Implementing Principal component analysis (PCA) using Python

Implementing Principal Component Analysis (PCA) using Python

Dimensionality reduction transfers data from a high-dimensional space into a low-dimensional space so that the low-dimensional representation of data retains only significant aspects of the original data. One of the dimensionality reduction techniques is the Principal Component Analysis (PCA) algorithm that converts a set of observations of possibly correlated variables into a set of linearly uncorrelated variables. In this article, we will discuss how you can use the Principal Component Analysis to reduce data dimensions by using Python programming language. We will be using the AWS SageMaker and Jupyter Notebook for implementation and visualization purposes.
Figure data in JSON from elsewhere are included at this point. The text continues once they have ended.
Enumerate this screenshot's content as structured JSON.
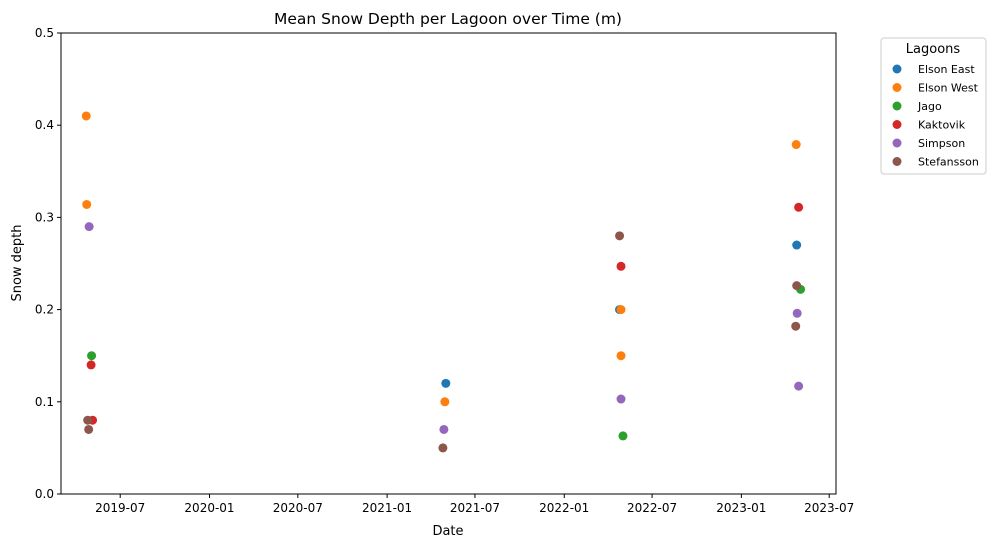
{
  "chart_data": {
    "type": "scatter",
    "title": "Mean Snow Depth per Lagoon over Time (m)",
    "xlabel": "Date",
    "ylabel": "Snow depth",
    "ylim": [
      0,
      0.5
    ],
    "yticks": [
      0.0,
      0.1,
      0.2,
      0.3,
      0.4,
      0.5
    ],
    "ytick_labels": [
      "0.0",
      "0.1",
      "0.2",
      "0.3",
      "0.4",
      "0.5"
    ],
    "xlim": [
      "2019-03-01",
      "2023-07-15"
    ],
    "xticks": [
      "2019-07-01",
      "2020-01-01",
      "2020-07-01",
      "2021-01-01",
      "2021-07-01",
      "2022-01-01",
      "2022-07-01",
      "2023-01-01",
      "2023-07-01"
    ],
    "xtick_labels": [
      "2019-07",
      "2020-01",
      "2020-07",
      "2021-01",
      "2021-07",
      "2022-01",
      "2022-07",
      "2023-01",
      "2023-07"
    ],
    "grid": false,
    "legend": {
      "title": "Lagoons",
      "placement": "outside-top-right"
    },
    "series": [
      {
        "name": "Elson East",
        "color": "#1f77b4",
        "points": [
          {
            "x": "2021-05-02",
            "y": 0.12
          },
          {
            "x": "2022-04-25",
            "y": 0.2
          },
          {
            "x": "2023-04-25",
            "y": 0.27
          }
        ]
      },
      {
        "name": "Elson West",
        "color": "#ff7f0e",
        "points": [
          {
            "x": "2019-04-22",
            "y": 0.41
          },
          {
            "x": "2019-04-23",
            "y": 0.314
          },
          {
            "x": "2021-04-30",
            "y": 0.1
          },
          {
            "x": "2022-04-28",
            "y": 0.2
          },
          {
            "x": "2022-04-28",
            "y": 0.15
          },
          {
            "x": "2023-04-24",
            "y": 0.379
          }
        ]
      },
      {
        "name": "Jago",
        "color": "#2ca02c",
        "points": [
          {
            "x": "2019-05-03",
            "y": 0.15
          },
          {
            "x": "2022-05-02",
            "y": 0.063
          },
          {
            "x": "2023-05-03",
            "y": 0.222
          }
        ]
      },
      {
        "name": "Kaktovik",
        "color": "#d62728",
        "points": [
          {
            "x": "2019-05-02",
            "y": 0.14
          },
          {
            "x": "2019-05-05",
            "y": 0.08
          },
          {
            "x": "2022-04-28",
            "y": 0.247
          },
          {
            "x": "2023-04-29",
            "y": 0.311
          }
        ]
      },
      {
        "name": "Simpson",
        "color": "#9467bd",
        "points": [
          {
            "x": "2019-04-28",
            "y": 0.29
          },
          {
            "x": "2021-04-28",
            "y": 0.07
          },
          {
            "x": "2022-04-28",
            "y": 0.103
          },
          {
            "x": "2023-04-26",
            "y": 0.196
          },
          {
            "x": "2023-04-29",
            "y": 0.117
          }
        ]
      },
      {
        "name": "Stefansson",
        "color": "#8c564b",
        "points": [
          {
            "x": "2019-04-25",
            "y": 0.08
          },
          {
            "x": "2019-04-27",
            "y": 0.07
          },
          {
            "x": "2021-04-26",
            "y": 0.05
          },
          {
            "x": "2022-04-25",
            "y": 0.28
          },
          {
            "x": "2023-04-25",
            "y": 0.226
          },
          {
            "x": "2023-04-23",
            "y": 0.182
          }
        ]
      }
    ]
  }
}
The processing of high-dimensional datasets might be a complex problem as we need higher compute resources, or it is harder to control the Machine Learning model over-fitting, etc. To avoid such issues, you can reduce the dimensionality of the dataset.

Here’s a visualization of transforming a 3D dataset into three 2D datasets:

Introduction-to-unsupervised-machine-learning-dimentionality-reduction

Overview of Principal Component Analysis (PCA)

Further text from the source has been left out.